Presented By O’Reilly and Intel Nervana
Put AI to work
September 17-18, 2017: Training
September 18-20, 2017: Tutorials & Conference
San Francisco, CA

Very large-scale distributed deep learning with BigDL

Jason Dai (Intel), Ding Ding (Intel)
2:35pm–3:15pm Tuesday, September 19, 2017
Implementing AI
Location: Imperial B Level: Intermediate
Secondary topics:  Data science and AI, Deep learning, Tools and frameworks

Prerequisite Knowledge

  • A basic understanding of deep learning and Apache Spark

What you'll learn

  • Explore BigDL, a distributed deep learning framework built for big data platforms using Apache Spark

Description

The scale of datasets and models used in deep learning has increased dramatically. Although larger datasets and models can improve the accuracy in many AI applications, they often take much longer to train with a single node. However, compared common big data solutions, it is not very common to distribute the training to large clusters using today’s popular deep learning frameworks. On the one hand, it is often harder to gain access to a large GPU cluster than a big data (Hadoop/Spark) cluster; on the other hand, the lack of convenient facilities in popular DL frameworks for distributed training (e.g., task scheduling and cluster management) impedes practical applications.

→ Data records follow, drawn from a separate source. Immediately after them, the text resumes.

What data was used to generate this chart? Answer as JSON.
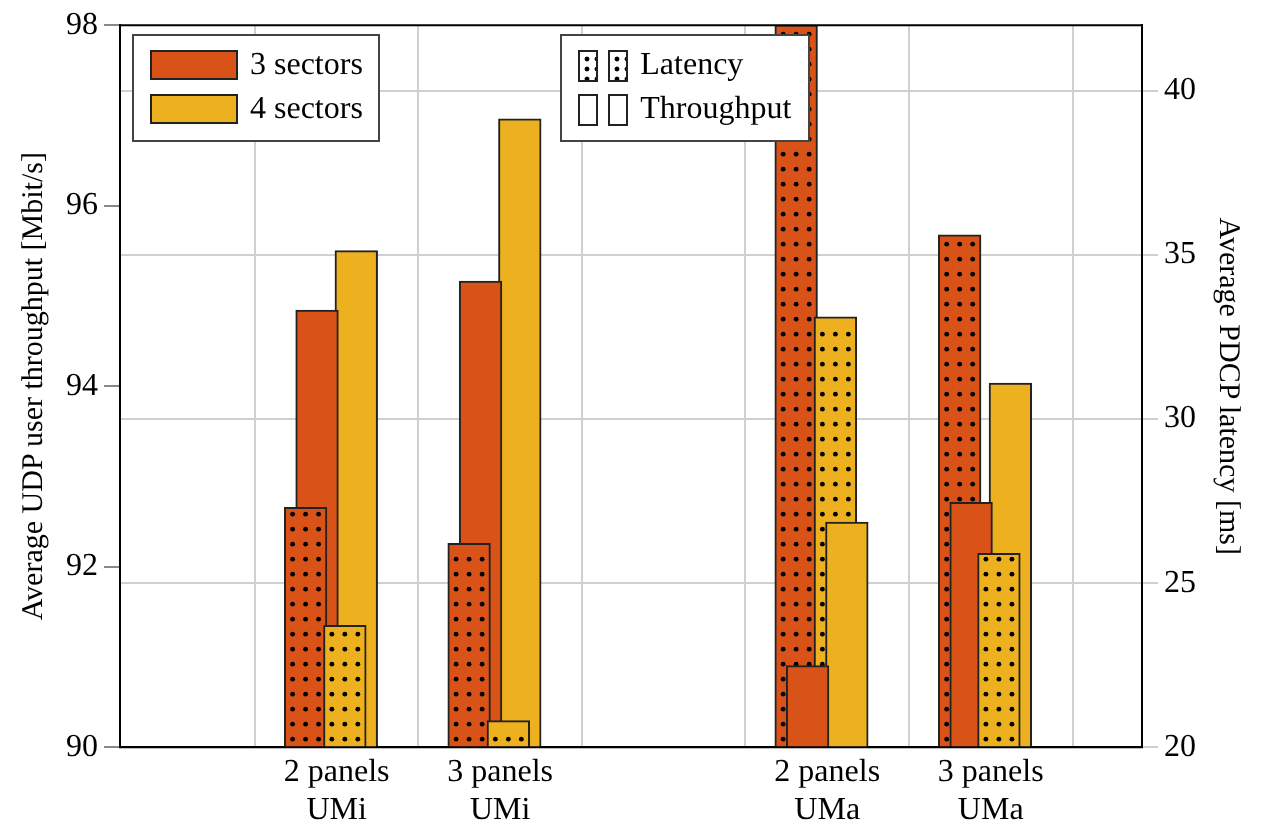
{
  "chart_data": {
    "type": "bar",
    "ylabel": "Average UDP user throughput [Mbit/s]",
    "y2label": "Average PDCP latency [ms]",
    "categories": [
      "2 panels\nUMi",
      "3 panels\nUMi",
      null,
      "2 panels\nUMa",
      "3 panels\nUMa"
    ],
    "series": [
      {
        "name": "3 sectors",
        "color": "#d95319",
        "values": [
          94.84,
          95.16,
          null,
          90.9,
          92.71
        ]
      },
      {
        "name": "4 sectors",
        "color": "#edb120",
        "values": [
          95.5,
          96.96,
          null,
          92.49,
          94.03
        ]
      },
      {
        "color": "#d95319",
        "axis": "y2",
        "values": [
          27.3,
          26.2,
          null,
          42,
          35.6
        ]
      },
      {
        "color": "#edb120",
        "axis": "y2",
        "values": [
          23.7,
          20.8,
          null,
          33.1,
          25.9
        ]
      }
    ],
    "ylim": [
      90,
      98
    ],
    "yticks": [
      90,
      92,
      94,
      96,
      98
    ],
    "y2lim": [
      20,
      42
    ],
    "y2ticks": [
      20,
      25,
      30,
      35,
      40
    ],
    "annotations": [
      "Latency",
      "Throughput"
    ],
    "grid": true,
    "legend": "top left"
  }
}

Jason Dai and Ding Ding offer an overview of BigDL, an open source distributed deep learning framework built for big data platforms. By leveraging the cluster distribution capabilities in Apache Spark, BigDL successfully unleashes the power of large-scale distributed training in deep learning, providing good performance, efficient scaling on large clusters, and good convergence results. Jason and Ding demonstrate that BigDL scales well on large clusters and has comparable or even better performance than GPUs in many use cases. They also discuss tuning strategies and share their experience with large-scale distributed training in deep learning.

Photo of Jason Dai

Jason Dai

Intel

Jason Dai is a senior principal engineer and chief architect for big data technologies at Intel, where he leads the development of advanced big data analytics, including distributed machine learning and deep learning. Jason is an internationally recognized expert on big data, the cloud, and distributed machine learning; he is the cochair of the Strata Data Conference in Beijing, a committer and PMC member of the Apache Spark project, and the chief architect of BigDL, a distributed deep learning framework on Apache Spark.

Photo of Ding Ding

Ding Ding

Intel

Ding Ding is a software engineer on Intel’s big data technology team, where she works on developing and optimizing distributed machine learning and deep learning algorithms on Apache Spark, focusing particularly on large-scale analytical applications and infrastructure on Spark.